Queering BL Televisuality across Asia: Queer Polylocality across Thailand, South Korea, and Hong Kong
Alvin K. Wong
This talk makes a case for the polylocality of queer desire as it manifests in some of the most popular cases of BL television series and reality TV shows across the transregional contexts of Thailand, South Korea, and Hong Kong. In Yingjin Zhang’s original framework of polylocality, the concept refers to “the production of scale and translocality” in cinematic representations of space and scale in globalization (2010: 9). Inspired by this conceptualization, my coinage of ‘queer polylocality’ describes how queer televisual representation, consumption, and reception in globalizing Asia have enabled individual queer TV series and show to cite, recite, and transform queer cultural sources from within its own national border while drawing inspirations from Asian regional and transnational queer influences. Specifically, I will briefly examine three cases of BL TV series and reality dating show, namely the highly erotic Thai BL series KinnPorsche: The Series (2022), the short Korean queer vampire series Kissable Lips (2022), and the Hong Kong gay dating show Boyscation (2022). By exploring the transnational cross-pollination of queerness in BL cultural productions from globalizing Asia, we can appreciate the polylocal queer televisuality that has made its marks globally.

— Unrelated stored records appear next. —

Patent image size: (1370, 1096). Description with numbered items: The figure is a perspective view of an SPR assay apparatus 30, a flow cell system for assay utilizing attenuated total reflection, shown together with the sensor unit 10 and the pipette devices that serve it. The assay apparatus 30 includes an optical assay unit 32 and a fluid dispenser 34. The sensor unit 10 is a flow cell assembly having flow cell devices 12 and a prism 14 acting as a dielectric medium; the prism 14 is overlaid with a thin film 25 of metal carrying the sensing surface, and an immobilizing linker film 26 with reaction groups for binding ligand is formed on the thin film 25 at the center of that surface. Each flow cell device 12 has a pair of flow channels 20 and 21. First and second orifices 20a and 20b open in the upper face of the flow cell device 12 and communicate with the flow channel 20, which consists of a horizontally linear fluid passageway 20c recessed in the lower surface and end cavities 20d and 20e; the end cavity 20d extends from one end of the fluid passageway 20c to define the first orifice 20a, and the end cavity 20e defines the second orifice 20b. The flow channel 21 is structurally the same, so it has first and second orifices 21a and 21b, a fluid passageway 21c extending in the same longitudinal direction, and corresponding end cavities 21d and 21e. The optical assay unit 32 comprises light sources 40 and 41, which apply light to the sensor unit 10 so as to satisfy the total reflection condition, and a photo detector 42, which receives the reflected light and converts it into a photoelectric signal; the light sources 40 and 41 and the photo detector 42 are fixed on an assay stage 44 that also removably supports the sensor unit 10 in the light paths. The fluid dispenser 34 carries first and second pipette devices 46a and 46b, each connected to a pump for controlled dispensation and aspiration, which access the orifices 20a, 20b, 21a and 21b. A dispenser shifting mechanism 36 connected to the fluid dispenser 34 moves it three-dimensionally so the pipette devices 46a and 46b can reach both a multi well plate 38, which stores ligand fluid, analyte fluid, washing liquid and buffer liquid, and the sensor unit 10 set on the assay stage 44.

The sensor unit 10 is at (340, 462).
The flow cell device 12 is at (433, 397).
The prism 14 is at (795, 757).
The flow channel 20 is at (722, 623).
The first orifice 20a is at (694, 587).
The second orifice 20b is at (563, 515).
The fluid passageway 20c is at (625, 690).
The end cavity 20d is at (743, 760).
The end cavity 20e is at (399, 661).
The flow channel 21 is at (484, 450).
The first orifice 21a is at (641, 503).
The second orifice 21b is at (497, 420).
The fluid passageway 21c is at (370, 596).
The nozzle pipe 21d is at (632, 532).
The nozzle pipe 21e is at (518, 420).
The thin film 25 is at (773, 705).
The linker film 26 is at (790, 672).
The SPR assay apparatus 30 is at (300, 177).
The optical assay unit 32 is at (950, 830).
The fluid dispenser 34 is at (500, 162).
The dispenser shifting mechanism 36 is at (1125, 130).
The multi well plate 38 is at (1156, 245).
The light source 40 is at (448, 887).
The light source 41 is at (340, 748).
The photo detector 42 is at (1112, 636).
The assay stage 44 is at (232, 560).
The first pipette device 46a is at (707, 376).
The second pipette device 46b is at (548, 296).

Making A Home (from) Afar Through Gender and Sexuality: The Turn to China and Chinese Diaspora in the Thai Boys’ Love Drama
Charlie Yi Zhang
This essay uses two BL dramas, I Told Sunset About You and To Sir, With Love, as examples to explore the recent turn to staging China and the Chinese diaspora in Thai TV culture. My analysis reveals a new trend in Thai BL dramas, where there is a strategic shift towards Sino-Thai communities to increase market shares among Chinese fans. Examining this reveals a dual role of this new trend: first, the linkages developed through the BL-cultivated queerness serve to recreate a sense of ‘China’ as a distant homeland, invoking nostalgic attachment among Chinese diasporic groups that allows Chinese capital to further the party-state’s politico-economic agenda in the region; second, they establish an affective framework for the formation of an imaginary ‘home beckoning from afar’, creating a socio-cultural and linguistic entity that resonates with younger generations of Chinese viewers immersed in the nationalist fervor promoted by the party-state. also provides a platform. By shedding light on the unfolding neocolonial entanglements that transcend established Euro-American parameters and demonstrating how they are informed and facilitated through TV productions, this article expands the fundamental axioms of both television studies and postcolonial studies by attending to the distinct circumstances of Sinophone Southeast Asia.

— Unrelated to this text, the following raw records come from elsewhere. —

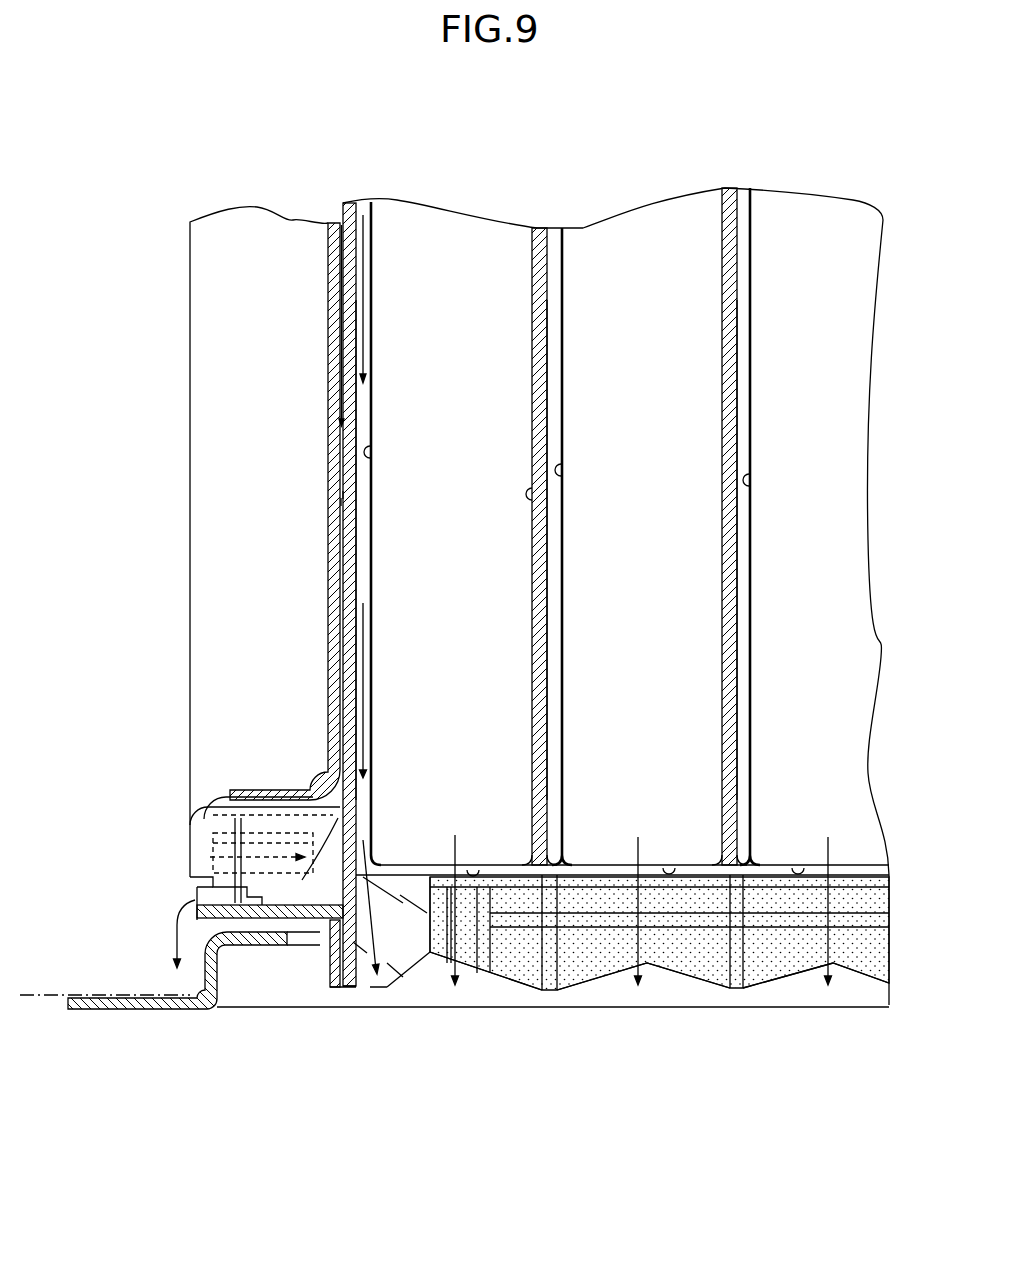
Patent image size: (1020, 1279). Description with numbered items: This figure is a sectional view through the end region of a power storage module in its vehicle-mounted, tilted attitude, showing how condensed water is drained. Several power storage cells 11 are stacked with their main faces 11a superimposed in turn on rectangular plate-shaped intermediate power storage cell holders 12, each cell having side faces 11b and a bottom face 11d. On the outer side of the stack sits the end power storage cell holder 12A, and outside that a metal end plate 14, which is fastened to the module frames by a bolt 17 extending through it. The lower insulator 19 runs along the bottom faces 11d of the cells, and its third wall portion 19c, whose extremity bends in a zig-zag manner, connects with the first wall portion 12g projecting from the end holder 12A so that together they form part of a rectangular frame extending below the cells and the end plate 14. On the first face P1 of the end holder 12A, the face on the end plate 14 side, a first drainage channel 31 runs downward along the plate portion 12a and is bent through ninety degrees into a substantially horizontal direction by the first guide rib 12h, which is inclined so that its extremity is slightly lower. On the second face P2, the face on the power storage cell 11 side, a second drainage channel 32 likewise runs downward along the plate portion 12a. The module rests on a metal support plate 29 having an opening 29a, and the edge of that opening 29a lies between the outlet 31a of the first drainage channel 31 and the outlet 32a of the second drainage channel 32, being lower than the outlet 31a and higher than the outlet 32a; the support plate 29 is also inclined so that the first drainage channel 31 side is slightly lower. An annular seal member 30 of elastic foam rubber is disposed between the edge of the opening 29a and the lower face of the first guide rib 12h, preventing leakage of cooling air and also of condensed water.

The power storage cell 11 is at (453, 218).
The main face 11a is at (374, 450).
The side face 11b is at (470, 346).
The bottom face 11d is at (476, 869).
The intermediate power storage cell holder 12 is at (553, 410).
The end power storage cell holder 12A is at (415, 594).
The plate portion 12a is at (354, 523).
The first wall portion 12g is at (347, 990).
The first guide rib 12h is at (290, 870).
The end plate 14 is at (220, 405).
The bolt 17 is at (212, 800).
The lower insulator 19 is at (684, 986).
The third wall portion 19c is at (587, 972).
The support plate 29 is at (138, 1012).
The opening 29a is at (293, 927).
The seal member 30 is at (252, 925).
The first drainage channel 31 is at (338, 573).
The outlet of the first drainage channel 31a is at (205, 888).
The second drainage channel 32 is at (362, 578).
The outlet of the second drainage channel 32a is at (362, 990).
The first face P1 is at (342, 502).
The second face P2 is at (346, 495).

When Soap Opera Meets Boys’ Love in Thai Television
Shi-Yan Chao
Amid the transnational popularity of the male homoerotic BL genre, Thailand has established itself as the powerhouse of BL media across Asia. With GMMTV (including channels One 31 and GMM 25) and LINE TV arguably being the most recognizable feeders in Thai BL series (siri Y), this paper will make a case of Channel 3, the long-standing (est. 1970) and still the second most popular television station (following Channel 7) in Thailand. Known for its high-quality soap opera programming (which targets urban women), Channel 3 has started to engage in BL materials only as a latecomer in around 2020. To address the whys and hows of this, the paper consists of two parts. It will first outline the contours of Thailand’s changing mediascape to contextualize the proliferation of Thai BL series since 2014 and the varied engagement in BL materials among different channels. Secondly, it zooms in on Channel 3, addressing how a limited number of its productions have adapted BL into its primary soap formula, with Shadow of Love (2020), Lovely Writer (2021, with WeTV) and The Miracle of Teddy Bear (2022) as my prime examples.

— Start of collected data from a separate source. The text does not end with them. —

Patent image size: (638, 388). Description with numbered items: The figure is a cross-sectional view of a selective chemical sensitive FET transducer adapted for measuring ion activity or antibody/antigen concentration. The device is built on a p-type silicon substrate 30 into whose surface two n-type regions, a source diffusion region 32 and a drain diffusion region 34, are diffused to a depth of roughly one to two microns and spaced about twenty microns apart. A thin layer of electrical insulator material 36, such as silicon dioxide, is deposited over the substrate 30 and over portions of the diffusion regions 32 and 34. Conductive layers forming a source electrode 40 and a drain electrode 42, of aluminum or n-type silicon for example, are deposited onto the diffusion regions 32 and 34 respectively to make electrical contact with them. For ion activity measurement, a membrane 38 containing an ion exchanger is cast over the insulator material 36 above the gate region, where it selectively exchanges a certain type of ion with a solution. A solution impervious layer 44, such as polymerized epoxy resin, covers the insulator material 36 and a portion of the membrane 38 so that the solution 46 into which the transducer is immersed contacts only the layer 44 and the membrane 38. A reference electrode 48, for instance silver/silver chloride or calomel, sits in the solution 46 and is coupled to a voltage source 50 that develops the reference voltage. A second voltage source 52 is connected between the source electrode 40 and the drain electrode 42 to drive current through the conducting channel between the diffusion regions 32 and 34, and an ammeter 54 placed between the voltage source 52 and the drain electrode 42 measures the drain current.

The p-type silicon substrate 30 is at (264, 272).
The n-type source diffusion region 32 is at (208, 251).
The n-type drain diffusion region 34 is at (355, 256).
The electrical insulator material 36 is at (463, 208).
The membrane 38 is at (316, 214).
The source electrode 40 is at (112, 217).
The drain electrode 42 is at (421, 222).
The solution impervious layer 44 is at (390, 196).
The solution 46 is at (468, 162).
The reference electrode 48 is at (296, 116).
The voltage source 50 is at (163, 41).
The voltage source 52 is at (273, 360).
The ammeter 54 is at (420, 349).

Born pink? Born queer!: The convergence of global TV formats and K-pop girl group idol cultures in contemporary China
Jamie J. Zhao
Local adaptations of ‘global TV formats’ often serve as gendered and gendering venues that can reconfigure heteropatriarchal elements transnationally. This study steps further to consider how China’s appropriation of inter-Asian flows of TV format and music group idol culture, synthesizing with traditional Chinese understandings of gender nonnormativity and homosociality, has enabled a queer-essenced televisual spectacle. I explore one reality TV format that rose in popularity in the late 2010s and was originally from South Korea—music group manufacturing shows. I present a critical analysis of some key sequences from the girl group-manufacturing show Youth with You 2 and the boyband-manufacturing show Youth with You 3, both of which feature the mentor, Lisa, the popular ethnic-Thai female K-pop star from Blackpink. I contextualize the shows in the most recent misogynistic, nationalistic sentiments of the post-COVID-19 Chinese entertainment industry and public space. My examination unravels how global formats and group idol cultures converge to crop and legitimize certain forms of queer visibility and subjectivity in largely heteronormative-structured Asian societies. This convergence enlarges the queer ambience of the TV programs and allow emerging queer images to disrupt official governing and policing of social minorities, though often in extremely ambivalent, fetishistic ways.